NBBC: a non-B DNA burden explorer in cancer

Abstract

Alternate (non-B) DNA-forming structures, such as Z-DNA, G-quadruplex, triplex have demonstrated a potential role in cancer etiology. It has been found that non-B DNA-forming sequences can stimulate genetic instability in human cancer genomes, implicating them in the development of cancer and other genetic diseases. While there exist several non-B prediction tools and databases, they lack the ability to both analyze and visualize non-B data within a cancer context. Herein, we introduce NBBC, a non-B DNA burden explorer in cancer, that offers analyses and visualizations for non-B DNA forming motifs. To do so, we introduce 'non-B burden' as a metric to summarize the prevalence of non-B DNA motifs at the gene-, signature- and genomic site-levels.
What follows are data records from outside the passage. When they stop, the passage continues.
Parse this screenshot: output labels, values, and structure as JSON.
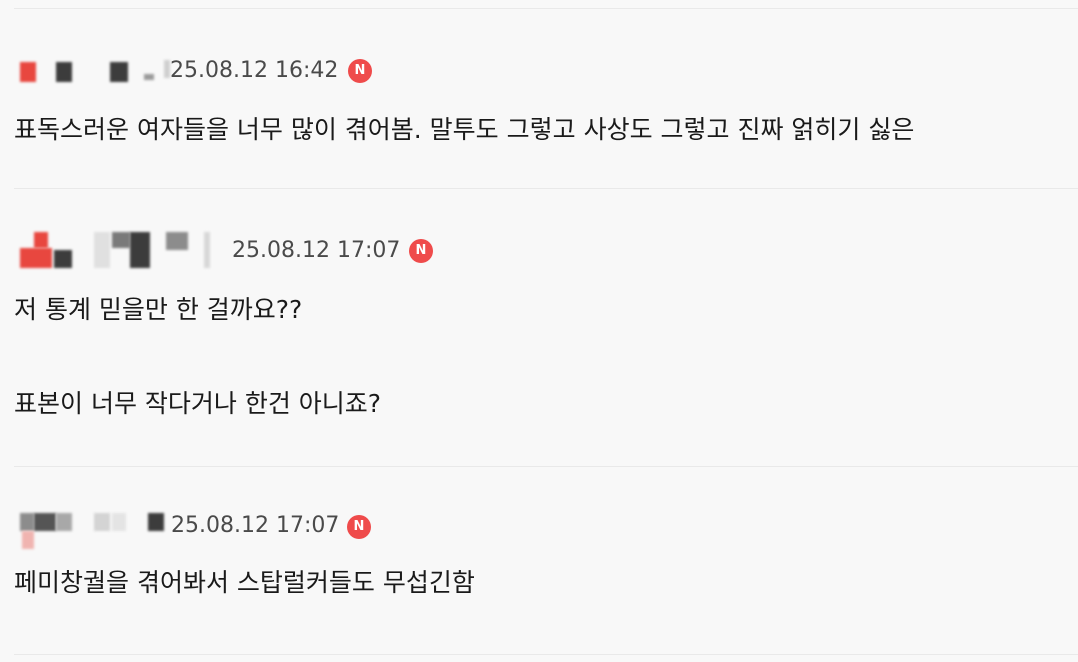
{
  "comments": [
    {
      "timestamp": "25.08.12 16:42",
      "badge": "N",
      "lines": [
        "표독스러운 여자들을 너무 많이 겪어봄. 말투도 그렇고 사상도 그렇고 진짜 얽히기 싫은"
      ]
    },
    {
      "timestamp": "25.08.12 17:07",
      "badge": "N",
      "lines": [
        "저 통계 믿을만 한 걸까요??",
        "표본이 너무 작다거나 한건 아니죠?"
      ]
    },
    {
      "timestamp": "25.08.12 17:07",
      "badge": "N",
      "lines": [
        "페미창궐을 겪어봐서 스탑럴커들도 무섭긴함"
      ]
    }
  ],
  "colors": {
    "badge": "#ef4b4b",
    "background": "#f8f8f8",
    "divider": "#e9e9e9"
  }
}
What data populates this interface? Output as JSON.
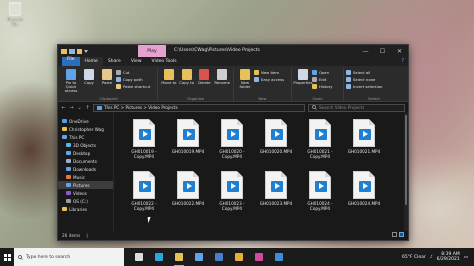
{
  "desktop": {
    "recycle_bin_label": "Recycle Bin"
  },
  "window": {
    "manage_tab": "Play",
    "title": "C:\\Users\\CWag\\Pictures\\Video Projects",
    "minimize": "—",
    "maximize": "☐",
    "close": "✕"
  },
  "ribbon_tabs": [
    "File",
    "Home",
    "Share",
    "View",
    "Video Tools"
  ],
  "help_icon": "?",
  "ribbon": {
    "clipboard": {
      "pin_label": "Pin to Quick access",
      "copy_label": "Copy",
      "paste_label": "Paste",
      "cut_label": "Cut",
      "copy_path_label": "Copy path",
      "paste_shortcut_label": "Paste shortcut",
      "group_label": "Clipboard"
    },
    "organize": {
      "move_label": "Move to",
      "copy_to_label": "Copy to",
      "delete_label": "Delete",
      "rename_label": "Rename",
      "group_label": "Organize"
    },
    "new": {
      "new_folder_label": "New folder",
      "new_item_label": "New item",
      "easy_access_label": "Easy access",
      "group_label": "New"
    },
    "open": {
      "properties_label": "Properties",
      "open_label": "Open",
      "edit_label": "Edit",
      "history_label": "History",
      "group_label": "Open"
    },
    "select": {
      "select_all_label": "Select all",
      "select_none_label": "Select none",
      "invert_label": "Invert selection",
      "group_label": "Select"
    }
  },
  "address": {
    "back": "←",
    "forward": "→",
    "up_history": "⌄",
    "up": "↑",
    "path": "This PC  >  Pictures  >  Video Projects",
    "search_placeholder": "Search Video Projects"
  },
  "nav_pane": [
    {
      "label": "OneDrive",
      "color": "#4aa0ec"
    },
    {
      "label": "Christopher Wag",
      "color": "#e6c15a"
    },
    {
      "label": "This PC",
      "color": "#5fa3e8"
    },
    {
      "label": "3D Objects",
      "color": "#5fb3e8"
    },
    {
      "label": "Desktop",
      "color": "#5fa3e8"
    },
    {
      "label": "Documents",
      "color": "#9ab0c8"
    },
    {
      "label": "Downloads",
      "color": "#5fa3e8"
    },
    {
      "label": "Music",
      "color": "#e07b3a"
    },
    {
      "label": "Pictures",
      "color": "#5fa3e8",
      "selected": true
    },
    {
      "label": "Videos",
      "color": "#8a5cd0"
    },
    {
      "label": "OS (C:)",
      "color": "#9a9a9a"
    },
    {
      "label": "Libraries",
      "color": "#e6c15a"
    }
  ],
  "files": [
    {
      "line1": "GH010019 -",
      "line2": "Copy.MP4"
    },
    {
      "line1": "GH010019.MP4",
      "line2": ""
    },
    {
      "line1": "GH010020 -",
      "line2": "Copy.MP4"
    },
    {
      "line1": "GH010020.MP4",
      "line2": ""
    },
    {
      "line1": "GH010021 -",
      "line2": "Copy.MP4"
    },
    {
      "line1": "GH010021.MP4",
      "line2": ""
    },
    {
      "line1": "GH010022 -",
      "line2": "Copy.MP4"
    },
    {
      "line1": "GH010022.MP4",
      "line2": ""
    },
    {
      "line1": "GH010023 -",
      "line2": "Copy.MP4"
    },
    {
      "line1": "GH010023.MP4",
      "line2": ""
    },
    {
      "line1": "GH010024 -",
      "line2": "Copy.MP4"
    },
    {
      "line1": "GH010024.MP4",
      "line2": ""
    }
  ],
  "status": {
    "item_count": "26 items",
    "separator": "|"
  },
  "taskbar": {
    "search_placeholder": "Type here to search",
    "apps": [
      {
        "name": "task-view-icon",
        "color": "#dddddd"
      },
      {
        "name": "edge-icon",
        "color": "#2fa5d8"
      },
      {
        "name": "file-explorer-icon",
        "color": "#e6c15a",
        "active": true
      },
      {
        "name": "store-icon",
        "color": "#5fa3e8"
      },
      {
        "name": "mail-icon",
        "color": "#4a7fc8"
      },
      {
        "name": "chrome-icon",
        "color": "#e0b23a"
      },
      {
        "name": "app-icon",
        "color": "#d04aa0"
      },
      {
        "name": "photos-icon",
        "color": "#3a8fd8"
      }
    ],
    "weather": "65°F  Clear",
    "time": "8:39 AM",
    "date": "6/29/2021"
  },
  "colors": {
    "accent": "#2a6fbb",
    "manage_tab": "#e6a1d0",
    "video_icon": "#1f7fd1"
  }
}
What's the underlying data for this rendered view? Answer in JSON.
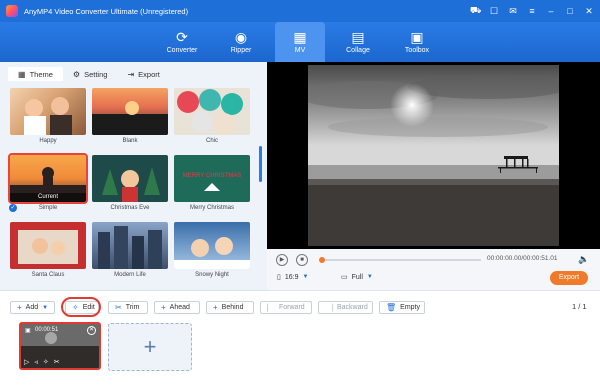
{
  "app": {
    "title": "AnyMP4 Video Converter Ultimate (Unregistered)",
    "accent": "#1e6fd8",
    "window_icons": [
      "cart-icon",
      "gift-icon",
      "chat-icon",
      "menu-icon",
      "minimize-icon",
      "maximize-icon",
      "close-icon"
    ]
  },
  "nav": [
    {
      "label": "Converter",
      "icon": "converter-icon",
      "glyph": "⟳"
    },
    {
      "label": "Ripper",
      "icon": "disc-icon",
      "glyph": "◉"
    },
    {
      "label": "MV",
      "icon": "mv-icon",
      "glyph": "▦",
      "active": true
    },
    {
      "label": "Collage",
      "icon": "collage-icon",
      "glyph": "▤"
    },
    {
      "label": "Toolbox",
      "icon": "toolbox-icon",
      "glyph": "▣"
    }
  ],
  "tabs": [
    {
      "label": "Theme",
      "icon": "grid-icon",
      "glyph": "▦",
      "active": true
    },
    {
      "label": "Setting",
      "icon": "gear-icon",
      "glyph": "⚙"
    },
    {
      "label": "Export",
      "icon": "export-icon",
      "glyph": "⇥"
    }
  ],
  "themes": [
    {
      "label": "Happy"
    },
    {
      "label": "Blank"
    },
    {
      "label": "Chic"
    },
    {
      "label": "Simple",
      "selected": true,
      "badge": "Current"
    },
    {
      "label": "Christmas Eve"
    },
    {
      "label": "Merry Christmas",
      "overlay": "MERRY CHRISTMAS"
    },
    {
      "label": "Santa Claus"
    },
    {
      "label": "Modern Life"
    },
    {
      "label": "Snowy Night"
    }
  ],
  "player": {
    "time": "00:00:00.00/00:00:51.01",
    "ratio": "16:9",
    "mode": "Full",
    "export_label": "Export"
  },
  "toolbar": {
    "add": "Add",
    "edit": "Edit",
    "trim": "Trim",
    "ahead": "Ahead",
    "behind": "Behind",
    "forward": "Forward",
    "backward": "Backward",
    "empty": "Empty",
    "pager": "1 / 1"
  },
  "clip": {
    "duration": "00:00:51"
  },
  "add_clip_glyph": "+"
}
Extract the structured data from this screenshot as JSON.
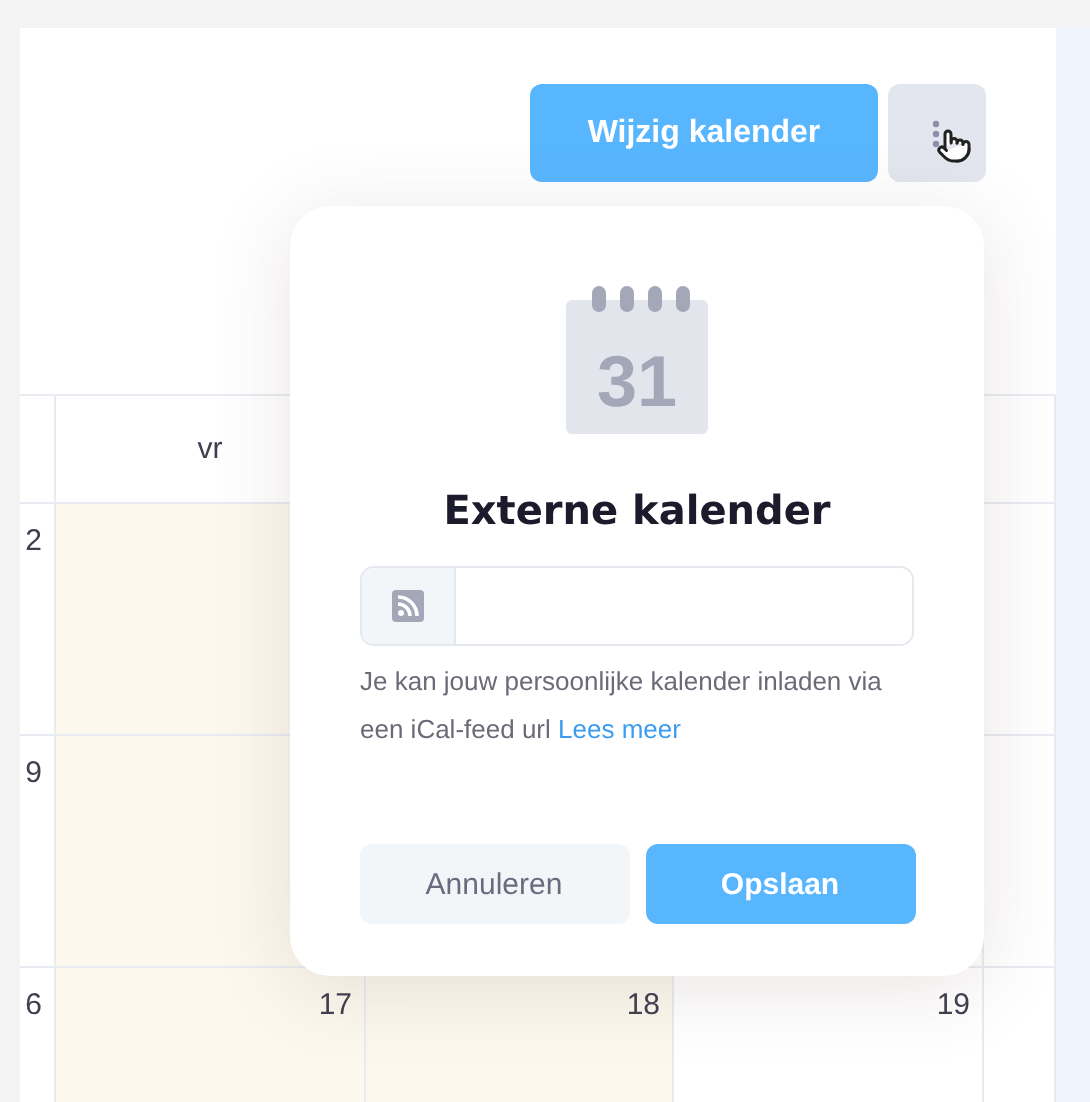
{
  "toolbar": {
    "edit_button": "Wijzig kalender",
    "more_button": {
      "hovered": true
    }
  },
  "calendar": {
    "weekday_header": "vr",
    "rows": [
      {
        "cells": [
          {
            "number": "2",
            "highlighted": false
          },
          {
            "highlighted": true
          }
        ]
      },
      {
        "cells": [
          {
            "number": "9",
            "highlighted": false
          },
          {
            "highlighted": true
          }
        ]
      },
      {
        "cells": [
          {
            "number": "6",
            "highlighted": false
          },
          {
            "number": "17",
            "highlighted": true
          },
          {
            "number": "18",
            "highlighted": true
          },
          {
            "number": "19",
            "highlighted": false
          }
        ]
      }
    ]
  },
  "dialog": {
    "icon_day": "31",
    "title": "Externe kalender",
    "help_text": "Je kan jouw persoonlijke kalender inladen via een iCal-feed url",
    "help_link": "Lees meer",
    "buttons": [
      {
        "label": "Annuleren",
        "kind": "secondary"
      },
      {
        "label": "Opslaan",
        "kind": "primary"
      }
    ]
  }
}
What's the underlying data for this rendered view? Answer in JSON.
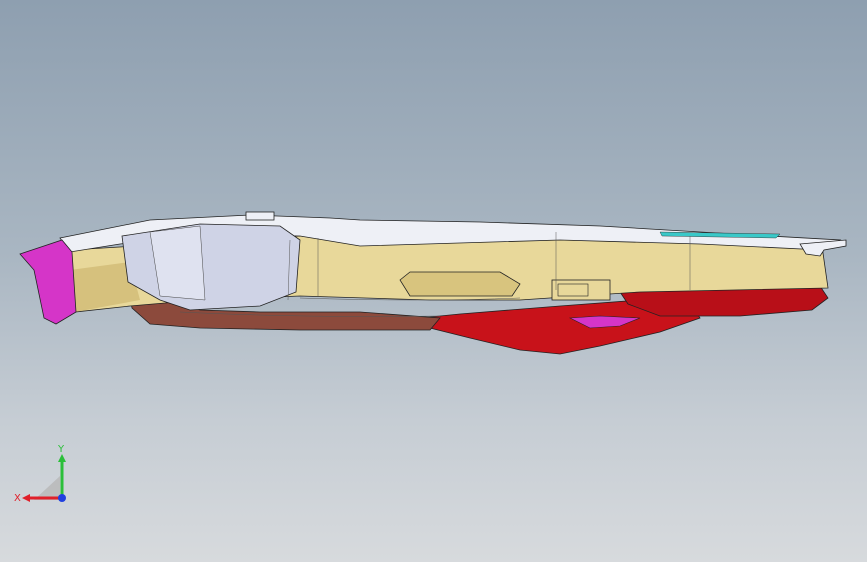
{
  "viewport": {
    "background_top": "#8e9fb0",
    "background_bottom": "#d7dadd"
  },
  "model": {
    "colors": {
      "body": "#e8d89a",
      "body_shade": "#c9b26a",
      "top_plate": "#eef0f6",
      "housing": "#cfd3e6",
      "end_cap": "#d535c8",
      "base": "#8c4a3c",
      "underside": "#c8121a",
      "accent": "#3ac8c8",
      "edges": "#222222"
    }
  },
  "triad": {
    "x_label": "X",
    "y_label": "Y",
    "x_color": "#e0202a",
    "y_color": "#2bbf3a",
    "z_color": "#2040e0"
  }
}
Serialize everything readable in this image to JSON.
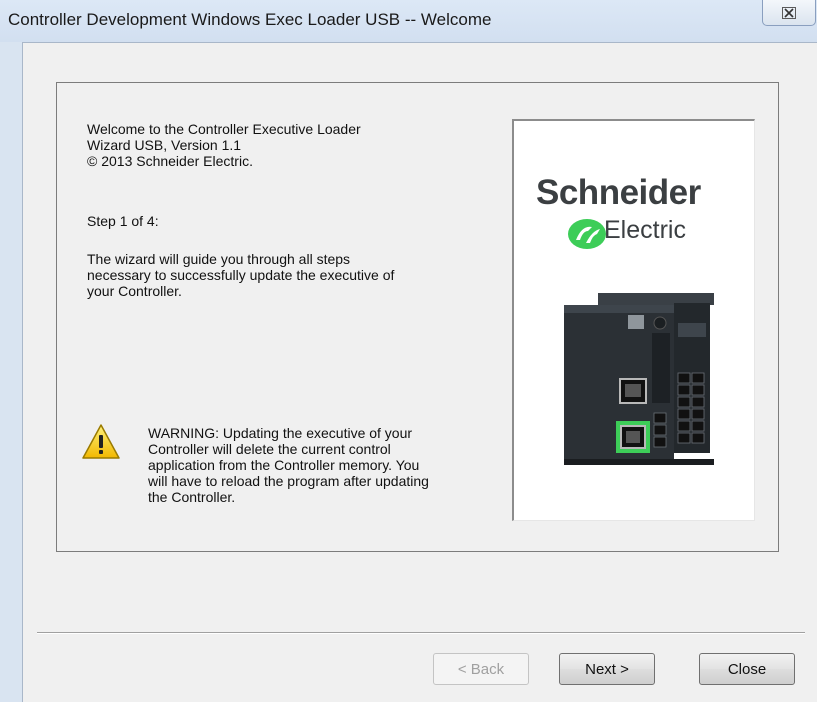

Using our non-B burden metric, we developed two analyses modules within a cancer context to assist in exploring both gene- and motif-level non-B type heterogeneity among gene signatures. NBBC is designed to serve as a new analysis and visualization platform for the exploration of non-B DNA, guided by non-B burden as a novel marker.

Graphical Abstract

Figure 1.

The overall design of NBBC. (A) The input includes genomic regions in query and non-B types. (B) The first module is ‘Gene Screen’. The gene layer analyses non-B burden for input gene query. And the second module is ‘Motif screen’ that performs sequence clustering. (C) The output includes the dissection of burden in the query regions, genes with high burdens and non-B DNA sites with user-desired features.

Figure 2.

Introduction to input options. NBBC supports multi-level burden query and the current version provides four options at three levels for different goals and user circumstances. (A) Signature-level input. The input includes popular cancer signatures, cell line molecular signatures or user-defined signatures. (B) Gene-level input. The typical use case is a quick single gene search by manual input and motif exploration with the query gene. (C) Site-level input. It applies to burden queries at the high genomic resolution, such as cancer-specific mutation sites or regions with copy number alterations.

Figure 3.

Gene screen layer module to explore non-B burden. The gene layer analyzes non-B burdens and provides several visualizations for descriptive analysis of burden values, burden distribution, and burden-based gene clustering. (A) A stacked bar plot is used to visualize the total non-B burden. (B) The distribution of non-B burdens by non-B structure motif types. (C) A bubble plot allows users to observe the non-B burden by gene and type. (D) A burden clustering function is also available in the heatmap format.

Figure 4.

Motif screen layer module to explore viable non-B forming sequences. We use this module to further select high-quality motifs that are more likely to form non-B structures in the interested genes and to provide the specific sequences that can be used for wet lab experiments. (A) The interface for motif clustering. Users can choose two of pre-summarized motif sequence features to perform 2D clustering. (B, C) Clusters of motifs based on sequence features. In the example, motifs with high Guanine content (G%) and decent lengths are highlight as good candidates for user to focus on. Two visualizations are presented labeling gene names (left, gene-informed) or non-B types (right, non-B informed). (D) For cases where users are interested in flank regions of a motifs, the app helps output left- and right-flank regions for motifs based on user-input length. The step is achieved with real-time reference genome query.